If $\displaystyle r$ and $\displaystyle \theta$ are funtions of $\displaystyle t$, does $\displaystyle \frac{d^2 r}{dt^2}\bigg / \left ( \frac{d\theta}{dt}\right ) ^2$ equal $\displaystyle \frac{d^2 r}{d\theta ^2}$?
No. While the first derivative can be "treated like" a fraction, the second derivative cannot.
For example, take $\displaystyle r= t^2$ and $\displaystyle \theta= t^4$. Then $\displaystyle \frac{dr}{dt}= 2t$, $\displaystyle \frac{d\theta}{dt}= 4t^3$, $\displaystyle \frac{d^2r}{dt^2}= 2$ and $\displaystyle \frac{d^2\theta}{dt^2}= 12t^2$.

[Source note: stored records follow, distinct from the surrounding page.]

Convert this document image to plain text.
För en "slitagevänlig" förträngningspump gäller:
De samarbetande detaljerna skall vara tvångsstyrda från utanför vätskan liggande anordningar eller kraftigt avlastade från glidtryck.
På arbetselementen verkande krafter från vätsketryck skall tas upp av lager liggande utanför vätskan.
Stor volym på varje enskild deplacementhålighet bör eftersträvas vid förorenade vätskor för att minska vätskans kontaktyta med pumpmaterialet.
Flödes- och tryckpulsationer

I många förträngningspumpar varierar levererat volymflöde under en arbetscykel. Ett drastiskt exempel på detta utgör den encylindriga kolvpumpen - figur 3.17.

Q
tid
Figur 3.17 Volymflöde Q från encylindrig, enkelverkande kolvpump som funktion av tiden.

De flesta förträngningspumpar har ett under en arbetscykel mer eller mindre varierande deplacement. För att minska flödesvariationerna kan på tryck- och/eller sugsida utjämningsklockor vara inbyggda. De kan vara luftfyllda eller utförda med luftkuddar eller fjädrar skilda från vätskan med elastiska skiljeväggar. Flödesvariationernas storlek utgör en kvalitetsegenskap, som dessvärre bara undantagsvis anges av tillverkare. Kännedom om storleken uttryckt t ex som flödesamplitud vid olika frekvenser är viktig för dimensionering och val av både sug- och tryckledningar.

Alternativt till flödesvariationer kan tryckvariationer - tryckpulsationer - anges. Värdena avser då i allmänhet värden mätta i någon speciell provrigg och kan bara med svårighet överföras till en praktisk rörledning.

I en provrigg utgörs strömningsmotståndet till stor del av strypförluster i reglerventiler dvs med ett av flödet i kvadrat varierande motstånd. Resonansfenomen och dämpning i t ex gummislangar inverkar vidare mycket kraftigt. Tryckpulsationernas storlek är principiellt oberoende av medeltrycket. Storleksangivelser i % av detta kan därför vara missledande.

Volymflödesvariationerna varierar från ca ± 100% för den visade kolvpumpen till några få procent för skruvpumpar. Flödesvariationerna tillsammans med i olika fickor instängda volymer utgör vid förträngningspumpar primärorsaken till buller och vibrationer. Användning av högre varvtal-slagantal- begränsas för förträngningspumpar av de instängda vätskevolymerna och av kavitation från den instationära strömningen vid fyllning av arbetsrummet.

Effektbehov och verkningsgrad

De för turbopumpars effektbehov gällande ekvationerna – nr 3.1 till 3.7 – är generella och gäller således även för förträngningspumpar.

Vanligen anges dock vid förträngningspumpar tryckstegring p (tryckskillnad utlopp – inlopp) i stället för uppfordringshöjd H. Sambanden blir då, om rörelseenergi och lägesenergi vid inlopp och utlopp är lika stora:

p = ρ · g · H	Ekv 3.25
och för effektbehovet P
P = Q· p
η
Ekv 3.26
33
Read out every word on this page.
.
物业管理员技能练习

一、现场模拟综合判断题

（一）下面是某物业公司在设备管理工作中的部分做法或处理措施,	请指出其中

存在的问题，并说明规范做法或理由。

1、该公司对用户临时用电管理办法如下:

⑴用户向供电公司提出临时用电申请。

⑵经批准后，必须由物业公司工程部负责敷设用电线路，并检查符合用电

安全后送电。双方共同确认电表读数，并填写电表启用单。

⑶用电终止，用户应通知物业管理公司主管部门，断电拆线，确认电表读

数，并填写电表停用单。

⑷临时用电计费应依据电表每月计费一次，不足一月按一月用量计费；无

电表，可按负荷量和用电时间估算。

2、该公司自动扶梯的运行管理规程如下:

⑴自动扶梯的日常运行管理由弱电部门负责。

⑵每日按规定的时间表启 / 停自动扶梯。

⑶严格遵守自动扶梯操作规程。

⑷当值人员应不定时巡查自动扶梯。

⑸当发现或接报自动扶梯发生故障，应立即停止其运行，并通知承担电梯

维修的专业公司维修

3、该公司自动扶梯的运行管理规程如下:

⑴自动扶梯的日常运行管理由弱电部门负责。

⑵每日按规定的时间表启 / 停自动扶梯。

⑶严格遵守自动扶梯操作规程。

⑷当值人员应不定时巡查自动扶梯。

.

Now it is easy to see that $\displaystyle \theta= (t^2)^2= r^2$ so $\displaystyle \frac{d\theta}{dr}= 2r= 2t^2= \frac{4t^3}{2t}$$\displaystyle = \frac{\frac{d\theta}{dt}}{\frac{dr}{dt}}$.
But $\displaystyle \frac{d^2\theta}{dr^2}= 2$ while $\displaystyle \frac{\frac{d^2\theta}{dt^2}}{\frac{d^2r}{dt^2}}= \frac{12t^2}{2}= 6t^2$.